2.5 Sensitivity analysis
We use IVW and MR Egger regression to detect heterogeneity and calculate Cochran’s Q statistic to quantify its magnitude. P < 0.05 indicates significant heterogeneity, warranting the use of a random-effects model for causal inference.24 MR-Egger intercept test is utilized to analyze horizontal pleiotropy, estimating directional inference by calculating the intercept and resulting in a directional P-value. P > 0.05 suggests the absence of horizontal pleiotropy, demonstrating the robustness of the MR analysis results.25 The MR-PRESSO Global test identifies outliers, whose presence is confirmed by P < 0.05, requiring their exclusion for subsequent analysis.26 Besides, leave-one-out analysis assesses individual SNPs' influence on the MR results. After removing outlier SNPs, P < 0.05 in the MR Egger regression renders the MR results unreliable. In forward MR analysis, we utilize MR Steiger to ensure directional accuracy. This method assumes that the genetic variants should explain more variance during exposure than outcome, meeting the legitimate requirements of MR investigation and aiding in identifying potential bidirectional effects.27 Finally, reverse MR analysis is used to observe bidirectional effects between EPVS and IS, its subtypes, and TIA, with SNP selection criteria consistent with forward MR.
2.6 MVMR analysis
MVMR analysis can evaluate direct causal effects between exposure and outcome.28 Thus, to adjust for potential confounders (Obesity, hypertension, type 2 diabetes, and ongoing alcohol addiction), we perform MVMR analysis following univariable MR (UVMR) analysis to examine the independent impact of EPVS in different locations on IS, its subtypes, and TIA. We utilize Multivariable IVW, Multivariable Egger, and Multivariable Median methods, with Multivariable IVW serving as the primary method. Also, to assess result stability, Cochran’s Q statistic and I2 detect result heterogeneity, while the Egger-intercept test identifies horizontal pleiotropy.
2.7 Meta- analysis
To mitigate biases stemming from various sources of GWAS data on IS, following MR analysis, we conduct meta-analysis to examine the overall impact of EPVS in different locations on IS and its subtypes, as well as TIA. Additionally, we employ I2 to assess the heterogeneity of the findings.

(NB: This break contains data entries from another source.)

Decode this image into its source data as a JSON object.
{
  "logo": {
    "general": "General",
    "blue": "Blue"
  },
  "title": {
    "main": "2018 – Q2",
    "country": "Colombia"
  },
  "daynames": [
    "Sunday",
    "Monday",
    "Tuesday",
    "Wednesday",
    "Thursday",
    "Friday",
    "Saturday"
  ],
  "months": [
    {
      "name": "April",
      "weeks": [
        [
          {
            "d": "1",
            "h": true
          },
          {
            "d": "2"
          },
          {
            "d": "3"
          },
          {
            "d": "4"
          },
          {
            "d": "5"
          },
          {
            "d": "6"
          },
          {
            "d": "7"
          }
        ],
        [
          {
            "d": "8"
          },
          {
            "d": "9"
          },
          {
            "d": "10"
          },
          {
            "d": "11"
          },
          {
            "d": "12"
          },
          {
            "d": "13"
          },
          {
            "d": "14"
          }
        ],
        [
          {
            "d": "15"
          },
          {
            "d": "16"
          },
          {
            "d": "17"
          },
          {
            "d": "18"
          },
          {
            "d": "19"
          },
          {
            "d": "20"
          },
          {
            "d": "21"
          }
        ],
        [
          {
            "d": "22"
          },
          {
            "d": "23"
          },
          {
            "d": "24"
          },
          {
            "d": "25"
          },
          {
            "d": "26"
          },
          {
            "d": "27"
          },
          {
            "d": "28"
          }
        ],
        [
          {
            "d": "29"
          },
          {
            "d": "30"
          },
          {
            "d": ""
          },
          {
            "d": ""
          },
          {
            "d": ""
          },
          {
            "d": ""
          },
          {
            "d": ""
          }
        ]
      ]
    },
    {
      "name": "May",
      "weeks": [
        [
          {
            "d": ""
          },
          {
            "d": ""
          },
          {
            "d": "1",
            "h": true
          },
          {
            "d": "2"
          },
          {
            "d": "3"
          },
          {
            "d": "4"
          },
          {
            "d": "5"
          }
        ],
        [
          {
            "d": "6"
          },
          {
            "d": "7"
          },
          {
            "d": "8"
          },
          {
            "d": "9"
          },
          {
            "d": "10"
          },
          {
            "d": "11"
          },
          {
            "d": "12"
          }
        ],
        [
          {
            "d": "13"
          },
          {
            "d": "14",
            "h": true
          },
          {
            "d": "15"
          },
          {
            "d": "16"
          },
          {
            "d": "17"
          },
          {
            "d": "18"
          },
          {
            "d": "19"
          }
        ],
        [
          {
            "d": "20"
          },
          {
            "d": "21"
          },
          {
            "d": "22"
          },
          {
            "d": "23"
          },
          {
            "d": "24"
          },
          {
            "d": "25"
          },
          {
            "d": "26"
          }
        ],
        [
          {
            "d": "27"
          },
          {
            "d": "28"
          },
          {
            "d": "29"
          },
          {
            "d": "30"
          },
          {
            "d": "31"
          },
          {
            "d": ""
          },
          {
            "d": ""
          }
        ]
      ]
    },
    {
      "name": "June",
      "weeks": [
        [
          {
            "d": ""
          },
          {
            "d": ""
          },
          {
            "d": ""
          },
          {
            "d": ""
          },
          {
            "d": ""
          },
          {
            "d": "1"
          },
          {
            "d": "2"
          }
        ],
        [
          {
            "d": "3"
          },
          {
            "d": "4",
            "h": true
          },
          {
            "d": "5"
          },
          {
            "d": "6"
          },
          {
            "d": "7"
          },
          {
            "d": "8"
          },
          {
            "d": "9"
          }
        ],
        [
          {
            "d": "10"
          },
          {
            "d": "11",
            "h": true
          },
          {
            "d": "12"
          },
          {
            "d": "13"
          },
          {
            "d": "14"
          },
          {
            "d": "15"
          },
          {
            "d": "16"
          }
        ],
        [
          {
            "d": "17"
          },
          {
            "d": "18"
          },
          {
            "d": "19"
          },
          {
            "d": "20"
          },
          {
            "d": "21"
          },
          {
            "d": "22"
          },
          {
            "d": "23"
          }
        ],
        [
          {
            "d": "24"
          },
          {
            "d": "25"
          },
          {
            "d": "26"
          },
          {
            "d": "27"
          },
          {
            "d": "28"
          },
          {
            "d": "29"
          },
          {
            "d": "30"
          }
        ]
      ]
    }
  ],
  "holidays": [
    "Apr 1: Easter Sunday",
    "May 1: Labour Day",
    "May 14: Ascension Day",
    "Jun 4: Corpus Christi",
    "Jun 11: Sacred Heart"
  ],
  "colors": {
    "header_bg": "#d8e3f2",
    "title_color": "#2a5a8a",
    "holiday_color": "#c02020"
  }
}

2.8 Linkage disequilibrium score regression and directionality tests
We employ linkage disequilibrium score regression (LDSC) analysis to summarize GWAS data and estimate heritability and genetic correlations based on single-nucleotide variants. The LD reference panel from the 1000 Genomes Project is used to compute LD scores. Finally, we utilize the LDSC tool to further evaluate the genetic associations between EPVS at different locations and IS and its subtypes.29
All MR-related analyses are conducted in R (version 4.3.0) using the "TwoSampleMR",23 "MR-PRESSO",26 and "Mendelian Randomization" R packages.